When Insite opened in September 2003, it wasn’t just the first sanctioned site in North America for witnessed injecting. It was a paradigm shift.

People could walk through the doors and inject in a welcoming space, with nurses on hand to give advice on matters as immediate as avoiding infections or damaging veins. Participants could sit together over a coffee in the chill room, staffed by peers.

Former Insite manager Darwin Fisher described it best: “Insite is like a community centre for drug users that happens to also have clinical services. We’re subtly bringing healthcare to people.”

Insite is a frontline medical unit for people who often avoid traditional healthcare settings, usually from bad previous experiences.  It’s a hub providing community connections for people who have reason to distrust institutions. It builds relationships with isolated people.

Dean Wilson (pictured, below) is a well-known figure in advocacy and support for Insite. He lobbied for the facility and fought to keep in open. Along the way, he’s featured in about 18 nonfiction books and too many research projects to recall.

His involvement goes back to the PHS-organized Out of Harms Way conference in 1997 which featured European harm reduction leaders talking about supervised consumption sites. He became president of the Vancouver Area Network of Drug Users in the early 2000s, and his campaigning for a consumption site included winning the support of Vancouver Mayor Philip Owen and being featured in the award-winning 2002 documentary Fix.

He was the first person through the door at the launch of Insite.

“It was a Sunday afternoon and I was in the chill room with [then] Executive Director Mark Townsend, and he said when do you want to open? I said, ‘Tomorrow morning.’ He said ‘What about now?’ and I said basically the sooner the better.

“We needed to show that it worked. I did my drugs, and they opened Insite. It was a soft opening that day.”

Dean was also prominent in the subsequent Supreme Court fight that kept Insite open and created a precedent for more sites to open in Canada.

“I get emotional when I talk about Insite, it’s always been a beacon. When the Supreme Court agreed that supervised injection sites were the right thing to do it proved everyone in the community was right.”

Dean is still a champion of Insite, even though he doesn’t do drugs any more.

“I used every month from August 1969 to May 2022. I stopped using drugs at age 66. I was getting old. And now I can cope with Dean Wilson.

“It was never about the drugs, it was about being Dean Wilson. I don’t need drugs to cope any more. I don’t miss any of it.

“People have to find their own way out. PHS never gives up on anybody, because you never know when they will figure it out.”

Guy Felicella thenAnother great public face for Insite is Guy Felicella (left), now a Peer Clinical Advisor for both Vancouver Coastal Health and BC Centre on Substance Use and an in-demand harm reduction public speaker.

He spent two decades in the Downtown Eastside during which he survived homelessness, prison, five different bone infections and six overdoses. He was one of the first through the door when Insite opened.

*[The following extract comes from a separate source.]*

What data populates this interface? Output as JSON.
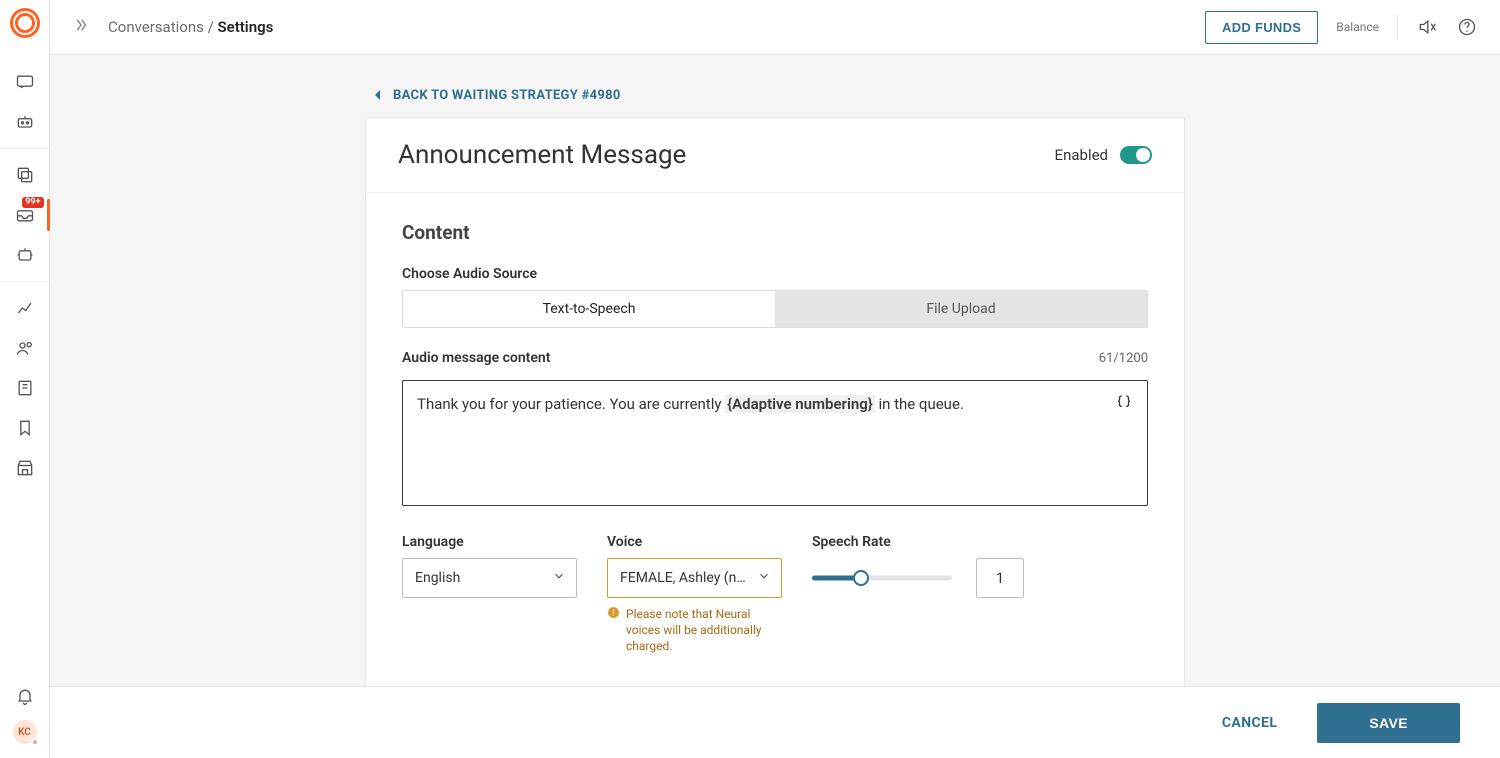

“Before Insite, people who used drugs didn’t have a safe space,” he said. “With Insite, things changed from a criminal perspective to a health perspective, with the nurses present.

“They counted me visiting Insite more than 4,000 times over 10 years. Insite gave me community. I was welcomed there.

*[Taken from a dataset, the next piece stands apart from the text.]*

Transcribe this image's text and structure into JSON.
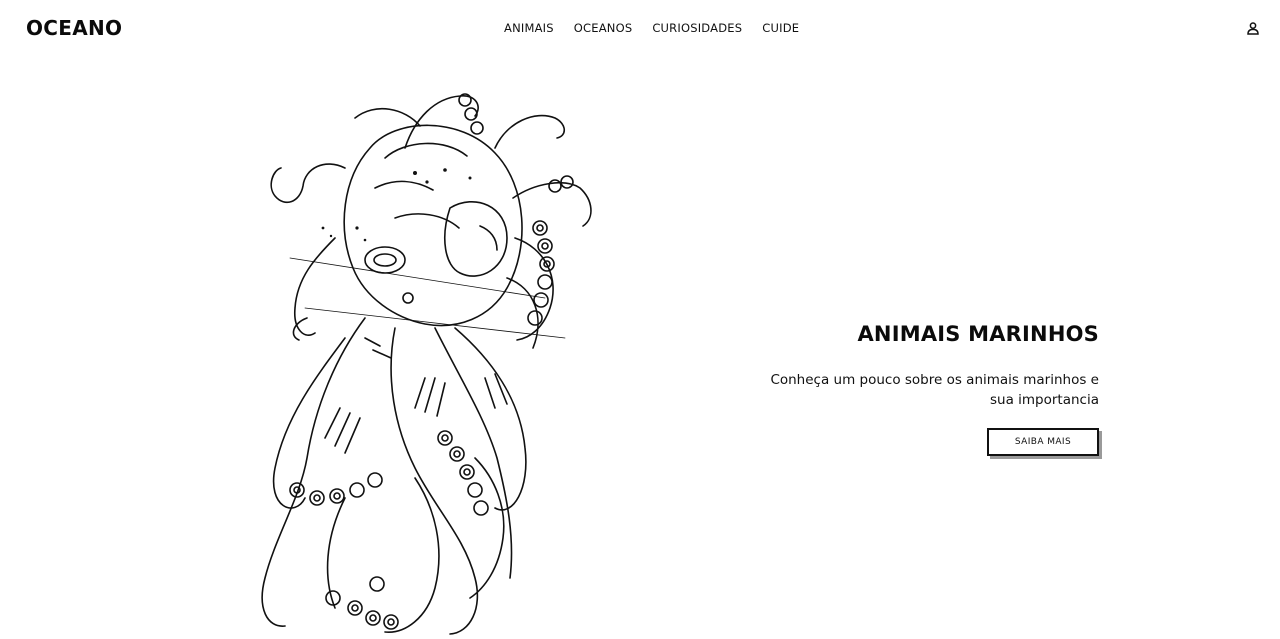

“That place never enabled my addiction, it enabled my life so I was able to figure it out.”

In addition to reversing overdoses, Guy says the Insite team saved his leg during a bone infection, showed him how to manage his then chaotic drug use, and then patiently developed connections that led him to overcome the crushing low self-worth he felt as a homeless drug user.

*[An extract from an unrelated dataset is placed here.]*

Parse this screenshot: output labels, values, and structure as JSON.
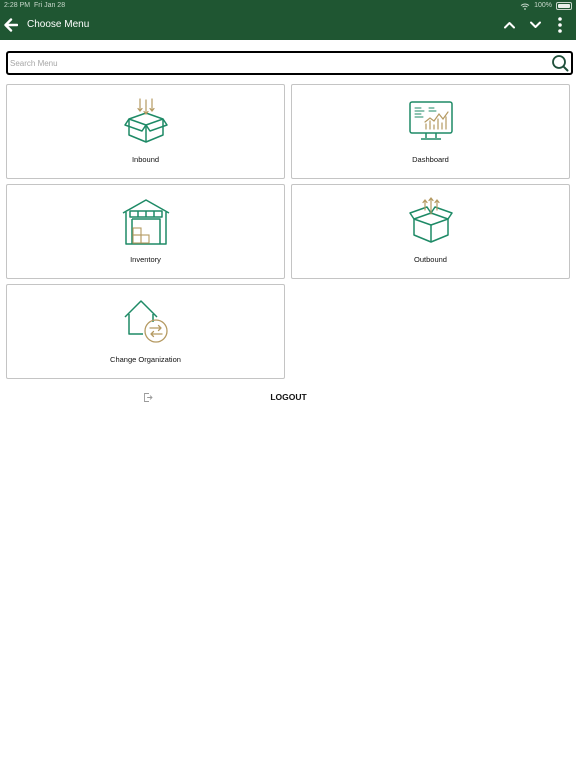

“These days I’m married with three kids, and I’ve got a job, but I’ve got the fondest memories of Insite. There’s no question that if that facility did not exist, I’d not be alive, and I’d certainly not have a decade sober.

“Basically, the thing about harm reduction is that it builds trust. That’s a powerful thing when you are using substances. You need someone to be supportive of you, to be willing to build a relationship. And that’s what Insite does.”